Her dönemin bazı mağdurları olduğunu, ama her dönemde mağdur edilip mağduriyeti giderilmeyen tek kesimin dindar kesim olduğunu belirten Yusufi-Der Başkanı Av. Mirhan Özbekli, “Her dönem bazı gruplar mağdur ediliyor. Ama her dönemde mağdur edilip hiçbir dönemde mağduriyetleri giderilmeyen kesim dindar kesimdir. Maalesef bu konuda ciddi sorunlar yaşıyoruz. Ankara`da başa kim gelirse gelsin bu konudaki mağduriyetlerin giderilmesi noktasında adım atmıyor. İkinci olarak diğer grupların dünyada, Türkiye`de onlara yakın duran medyaları, tarafları var. Bunlar kamuoyu oluşturabiliyor. Ankara da yargı da bu tepkileri bir şekilde dikkate alıyor.

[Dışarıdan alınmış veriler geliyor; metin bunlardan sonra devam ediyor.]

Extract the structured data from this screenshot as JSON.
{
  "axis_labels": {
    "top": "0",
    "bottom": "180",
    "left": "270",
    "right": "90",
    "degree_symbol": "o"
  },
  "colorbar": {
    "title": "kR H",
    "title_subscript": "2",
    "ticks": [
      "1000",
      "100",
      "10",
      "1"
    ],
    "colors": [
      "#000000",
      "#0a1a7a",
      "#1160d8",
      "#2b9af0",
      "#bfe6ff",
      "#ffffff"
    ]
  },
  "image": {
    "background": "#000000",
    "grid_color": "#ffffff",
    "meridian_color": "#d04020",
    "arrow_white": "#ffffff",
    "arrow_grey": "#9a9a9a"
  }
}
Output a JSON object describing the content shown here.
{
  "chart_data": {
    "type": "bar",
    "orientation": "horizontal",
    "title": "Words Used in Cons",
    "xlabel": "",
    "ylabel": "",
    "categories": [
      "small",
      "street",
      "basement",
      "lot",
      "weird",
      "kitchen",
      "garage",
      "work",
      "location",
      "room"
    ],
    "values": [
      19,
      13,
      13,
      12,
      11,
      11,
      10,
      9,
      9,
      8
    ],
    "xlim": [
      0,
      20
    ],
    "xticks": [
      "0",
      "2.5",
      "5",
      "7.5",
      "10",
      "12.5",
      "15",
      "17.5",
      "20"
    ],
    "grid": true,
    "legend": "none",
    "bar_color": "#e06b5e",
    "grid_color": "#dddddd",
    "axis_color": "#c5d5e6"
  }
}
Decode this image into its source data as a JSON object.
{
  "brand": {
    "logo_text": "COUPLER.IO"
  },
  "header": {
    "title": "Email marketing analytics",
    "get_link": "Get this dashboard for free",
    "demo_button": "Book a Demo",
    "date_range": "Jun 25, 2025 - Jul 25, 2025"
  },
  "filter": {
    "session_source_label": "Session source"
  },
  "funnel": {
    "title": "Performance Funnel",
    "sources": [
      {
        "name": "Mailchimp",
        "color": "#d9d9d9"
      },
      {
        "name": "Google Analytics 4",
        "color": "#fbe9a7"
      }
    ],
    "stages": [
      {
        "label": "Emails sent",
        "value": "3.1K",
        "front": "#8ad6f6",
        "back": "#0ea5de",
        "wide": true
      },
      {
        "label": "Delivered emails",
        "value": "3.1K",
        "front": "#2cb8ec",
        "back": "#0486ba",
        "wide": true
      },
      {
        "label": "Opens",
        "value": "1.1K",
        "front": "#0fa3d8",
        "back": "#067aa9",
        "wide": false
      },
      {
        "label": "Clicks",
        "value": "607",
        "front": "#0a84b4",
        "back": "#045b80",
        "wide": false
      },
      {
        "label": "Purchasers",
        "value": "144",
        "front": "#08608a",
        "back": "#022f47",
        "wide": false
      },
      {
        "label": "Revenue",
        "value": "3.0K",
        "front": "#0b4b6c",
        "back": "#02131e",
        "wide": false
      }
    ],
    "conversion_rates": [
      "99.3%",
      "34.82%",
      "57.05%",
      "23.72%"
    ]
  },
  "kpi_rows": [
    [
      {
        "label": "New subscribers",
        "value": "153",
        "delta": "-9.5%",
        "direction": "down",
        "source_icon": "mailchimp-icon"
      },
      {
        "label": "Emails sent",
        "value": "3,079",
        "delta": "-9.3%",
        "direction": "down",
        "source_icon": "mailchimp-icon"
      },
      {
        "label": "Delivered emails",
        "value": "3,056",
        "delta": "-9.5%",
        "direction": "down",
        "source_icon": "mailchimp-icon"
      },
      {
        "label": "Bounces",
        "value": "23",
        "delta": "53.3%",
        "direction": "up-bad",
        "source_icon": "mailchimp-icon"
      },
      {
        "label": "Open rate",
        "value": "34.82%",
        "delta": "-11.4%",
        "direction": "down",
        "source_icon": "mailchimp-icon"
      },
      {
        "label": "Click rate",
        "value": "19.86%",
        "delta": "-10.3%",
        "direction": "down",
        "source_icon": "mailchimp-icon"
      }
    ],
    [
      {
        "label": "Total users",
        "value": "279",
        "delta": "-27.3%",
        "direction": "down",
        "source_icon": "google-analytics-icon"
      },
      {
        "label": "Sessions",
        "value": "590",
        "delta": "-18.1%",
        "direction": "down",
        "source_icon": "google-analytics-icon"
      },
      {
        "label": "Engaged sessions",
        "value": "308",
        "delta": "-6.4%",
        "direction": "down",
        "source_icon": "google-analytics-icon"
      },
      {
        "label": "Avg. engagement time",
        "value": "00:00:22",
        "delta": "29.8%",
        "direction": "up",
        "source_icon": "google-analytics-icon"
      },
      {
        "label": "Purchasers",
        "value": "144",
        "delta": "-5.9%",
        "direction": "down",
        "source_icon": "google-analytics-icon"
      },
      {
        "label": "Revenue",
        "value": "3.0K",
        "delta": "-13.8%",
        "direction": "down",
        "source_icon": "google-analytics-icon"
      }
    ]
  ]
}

Ama en çok tartışılması gereken nokta da şu ki gözaltı aşamasında, delilleri toplama aşamasında, soruşturmanın başlatılması aşamasında bu konularla ilgilenen kurum ve şahıslar çok da dikkatli hareket etmiyor. Ciddi anlamda delil var mı yok mu çok da önemsemiyor. Mesela Hizbullah dosyalarında, Sivas dosyalarında ve daha birçok dosyada delil yoktu ama dosyalar oluşturularak hükmü esas alınmayacak delillerle karar verdiler. Yargıtay da bu kararları onadı. Özellikle Ankara`nın bu konudaki tavrı da eleştirilebilir. Cumhurbaşkanı da, Başbakan da, Bakanlar da çıkıp birçok mağduriyetin olduğunu söylüyorlar ama bu mağduriyetin giderilmesi yönünde adım atılmıyor. Artık bizde bu yönde olumlu bir adım atılacağı yönünde umut da yok.” diye konuştu.     

Av. Mirhan Özbekli

“ADALET, HEPİMİZ İÇİN KIRMIZI ÇİZGİ OLMALIDIR”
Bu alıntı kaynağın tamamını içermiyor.